As the Center for Medicare Advocacy noted in comments to CMS’ 2022 Request for Information concerning MA plans, much more than wasted overpayments is at stake as MA gains dominance in the Medicare program. A May 2022 JAMA Viewpoint article titled “Medicare Advantage Enrollment Growth – Implications for the US Health Care System” by Gretchen Jacobson and David Blumenthal notes that a “Medicare Advantage–dominated system […] raises questions about how Medicare would work through private plans to achieve the many other public purposes that Medicare has served.” Challenges stemming from relative decline in traditional Medicare and the rise in MA
involve the potential loss of the vital role that traditional Medicare has had in shaping the health care system generally. Traditional Medicare has led the way in developing quality standards and measures that have been widely applied and in transparently sharing results with the public.
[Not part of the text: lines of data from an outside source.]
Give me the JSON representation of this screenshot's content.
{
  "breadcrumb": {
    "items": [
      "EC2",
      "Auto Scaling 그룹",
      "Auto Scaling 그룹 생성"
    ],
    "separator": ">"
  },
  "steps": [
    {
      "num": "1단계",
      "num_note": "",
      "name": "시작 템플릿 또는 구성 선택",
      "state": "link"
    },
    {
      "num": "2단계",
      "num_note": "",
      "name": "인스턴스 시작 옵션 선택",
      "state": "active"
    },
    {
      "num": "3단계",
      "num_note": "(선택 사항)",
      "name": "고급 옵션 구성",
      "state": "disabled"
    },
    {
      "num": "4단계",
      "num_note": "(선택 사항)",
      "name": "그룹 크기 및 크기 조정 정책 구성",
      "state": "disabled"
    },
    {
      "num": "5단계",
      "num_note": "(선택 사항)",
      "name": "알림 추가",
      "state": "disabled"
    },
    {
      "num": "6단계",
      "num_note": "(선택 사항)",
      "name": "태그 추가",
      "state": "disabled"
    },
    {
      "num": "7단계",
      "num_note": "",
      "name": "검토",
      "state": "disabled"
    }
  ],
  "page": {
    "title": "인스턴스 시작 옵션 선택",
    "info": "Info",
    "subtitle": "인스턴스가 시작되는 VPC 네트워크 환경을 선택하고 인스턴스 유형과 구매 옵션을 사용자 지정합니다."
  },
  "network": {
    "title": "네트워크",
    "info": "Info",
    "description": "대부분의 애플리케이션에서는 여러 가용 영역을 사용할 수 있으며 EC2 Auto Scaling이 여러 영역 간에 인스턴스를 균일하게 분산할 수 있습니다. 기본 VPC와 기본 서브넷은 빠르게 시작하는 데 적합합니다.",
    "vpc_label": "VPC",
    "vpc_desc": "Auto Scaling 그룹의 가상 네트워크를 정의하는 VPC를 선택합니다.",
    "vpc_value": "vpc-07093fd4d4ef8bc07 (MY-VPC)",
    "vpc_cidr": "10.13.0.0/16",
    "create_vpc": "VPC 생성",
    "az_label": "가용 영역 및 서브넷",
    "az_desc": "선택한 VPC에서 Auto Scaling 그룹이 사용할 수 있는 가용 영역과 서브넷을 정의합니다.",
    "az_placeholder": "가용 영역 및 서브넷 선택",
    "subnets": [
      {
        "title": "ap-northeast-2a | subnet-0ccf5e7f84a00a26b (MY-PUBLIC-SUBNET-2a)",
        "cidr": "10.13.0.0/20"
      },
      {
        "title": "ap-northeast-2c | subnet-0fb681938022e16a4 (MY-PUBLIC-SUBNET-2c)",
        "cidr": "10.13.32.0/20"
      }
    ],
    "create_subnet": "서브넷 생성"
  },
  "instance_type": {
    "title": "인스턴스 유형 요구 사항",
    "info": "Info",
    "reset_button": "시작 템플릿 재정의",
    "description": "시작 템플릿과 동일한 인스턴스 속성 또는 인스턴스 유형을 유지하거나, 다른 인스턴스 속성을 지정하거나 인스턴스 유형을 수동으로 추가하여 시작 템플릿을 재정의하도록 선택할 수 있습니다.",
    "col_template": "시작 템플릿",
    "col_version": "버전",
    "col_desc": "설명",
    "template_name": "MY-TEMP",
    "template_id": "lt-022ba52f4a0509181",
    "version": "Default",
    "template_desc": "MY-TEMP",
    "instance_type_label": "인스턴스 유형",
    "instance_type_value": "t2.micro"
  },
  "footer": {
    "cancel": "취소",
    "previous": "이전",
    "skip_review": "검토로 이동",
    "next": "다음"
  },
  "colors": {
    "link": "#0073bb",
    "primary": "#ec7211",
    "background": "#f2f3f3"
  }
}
The resulting quality data provide unique insight into the performance of the US health care system and can help purchasers and consumers of health care in both the public and private sectors choose among alternative sources of care.
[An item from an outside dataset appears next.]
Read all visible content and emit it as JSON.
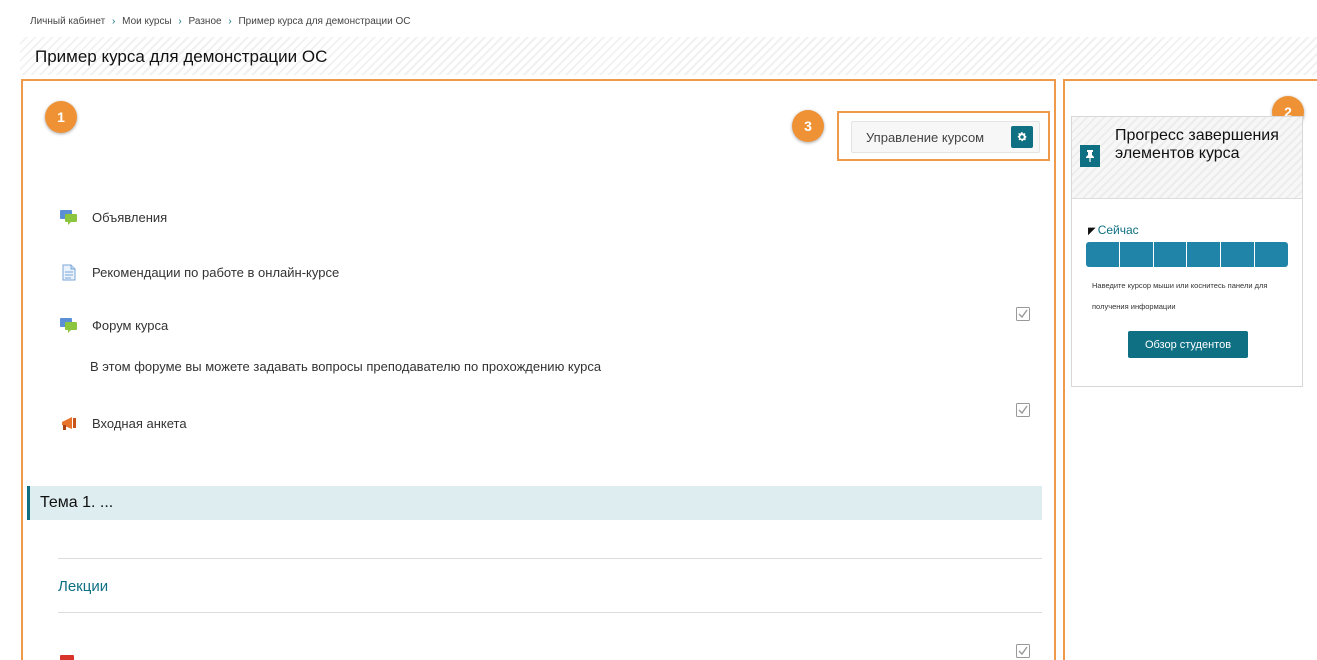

In addition, the article notes, traditional Medicare has also helped support rural health care centers and fund graduate medical education and has guided innovations in payment models.
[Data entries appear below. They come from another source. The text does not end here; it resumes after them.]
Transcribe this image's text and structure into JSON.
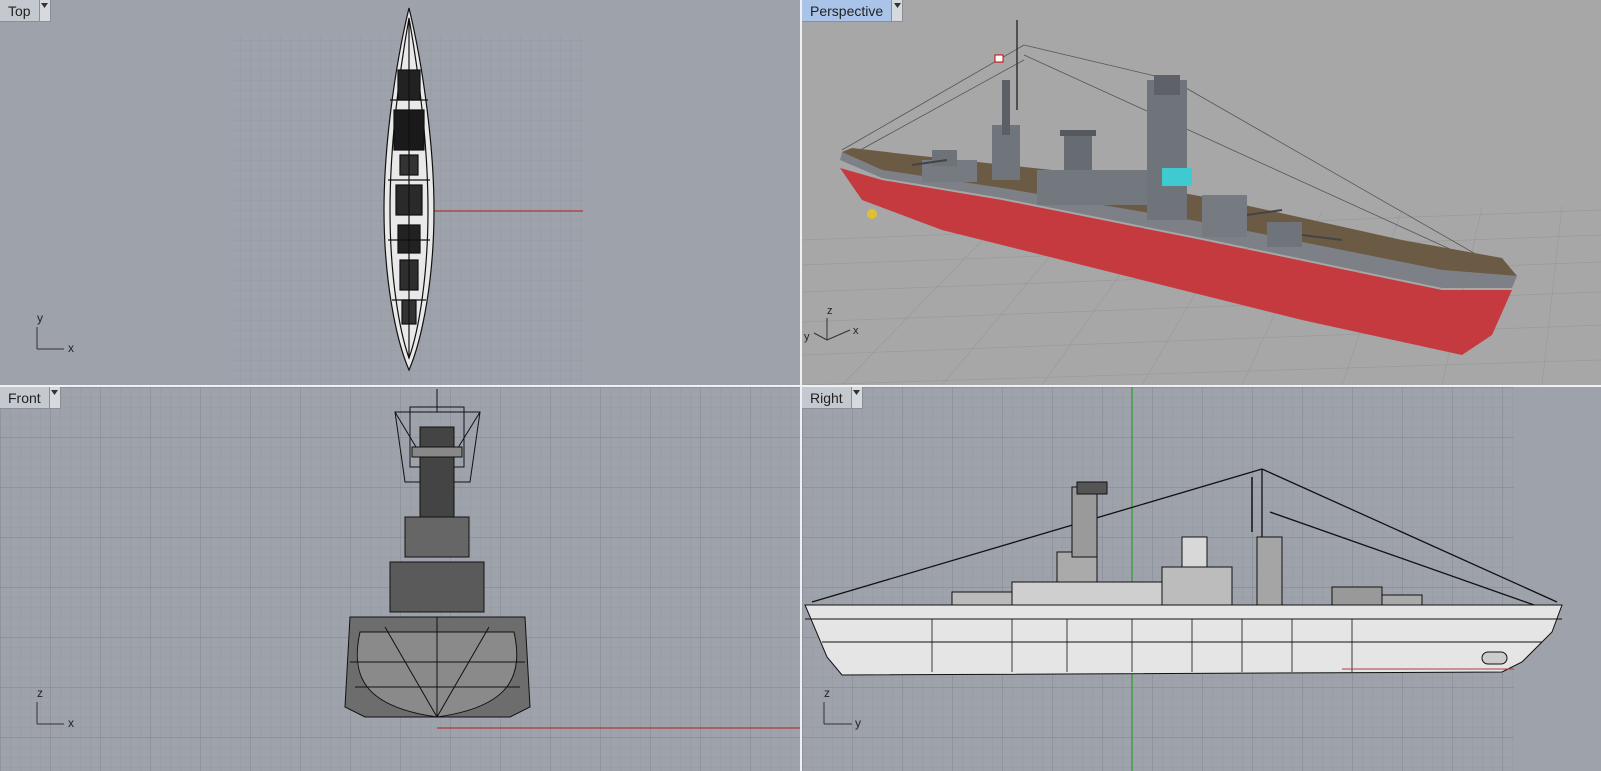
{
  "viewports": {
    "top": {
      "label": "Top",
      "axis_a": "y",
      "axis_b": "x"
    },
    "perspective": {
      "label": "Perspective",
      "axis_a": "z",
      "axis_b": "x",
      "axis_c": "y"
    },
    "front": {
      "label": "Front",
      "axis_a": "z",
      "axis_b": "x"
    },
    "right": {
      "label": "Right",
      "axis_a": "z",
      "axis_b": "y"
    }
  },
  "icons": {
    "dropdown": "chevron-down-icon",
    "axes": "axis-triad-icon"
  },
  "colors": {
    "grid_bg": "#9da2ab",
    "grid_line": "#8f949d",
    "grid_major": "#7f848d",
    "x_axis": "#b23a3a",
    "y_axis": "#2e9b2e",
    "active_tab": "#aac3e8",
    "hull_red": "#c53a3e",
    "hull_gray": "#7d8087",
    "deck_brown": "#6b5a44"
  }
}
The impact of an increasingly privatized and consolidated health care system in the U.S. is explored in a recent article in the New York Times titled “Corporate Giants Buy Up Primary Care Practices at Rapid Pace” by Reed Abelson (May 8, 2023) which asks the question “why are multibillion-dollar corporations, particularly giant health insurers, gobbling up primary care practices?” Abelson then answers:
The appeal is simple: Despite their lowly status, primary care doctors oversee vast numbers of patients, who bring business and profits to a hospital system, a health insurer or a pharmacy outfit eyeing expansion.
And there’s an added lure: The growing privatization of Medicare, the federal health insurance program for older Americans, means that more than half its 60 million beneficiaries have signed up for policies with private insurers under the Medicare Advantage program. The federal government is now paying those insurers $400 billion a year.
Abelson chronicles the trend in consolidation:
The absorption of doctor practices is part of a vast, accelerating consolidation of medical care, leaving patients in the hands of a shrinking number of giant companies or hospital groups. Many already were the patients’ insurers and controlled the distribution of medicines through ownership of drugstore chains or pharmacy benefit managers. But now, nearly seven in 10 of all doctors are either employed by a hospital or a corporation, according to a recent analysis from the Physicians Advocacy Institute.
While insurers assert that this trend “is a step toward what is called value-based care”, Abelson notes that “some experts warn the consolidation will lead to higher prices and systems driven by the quest for profits, not patients’ welfare.”
The traditional Medicare program is a national treasure that is quickly being looted by those who wish to see the program continue its current path towards privatization. It is long-past time for Congress and CMS to take dramatic steps to protect traditional Medicare, secure the program’s finances, and exercise appropriate oversight and accountability of the MA industry. Medicare beneficiaries – including those enrolled in Medicare Advantage plans – deserve no less.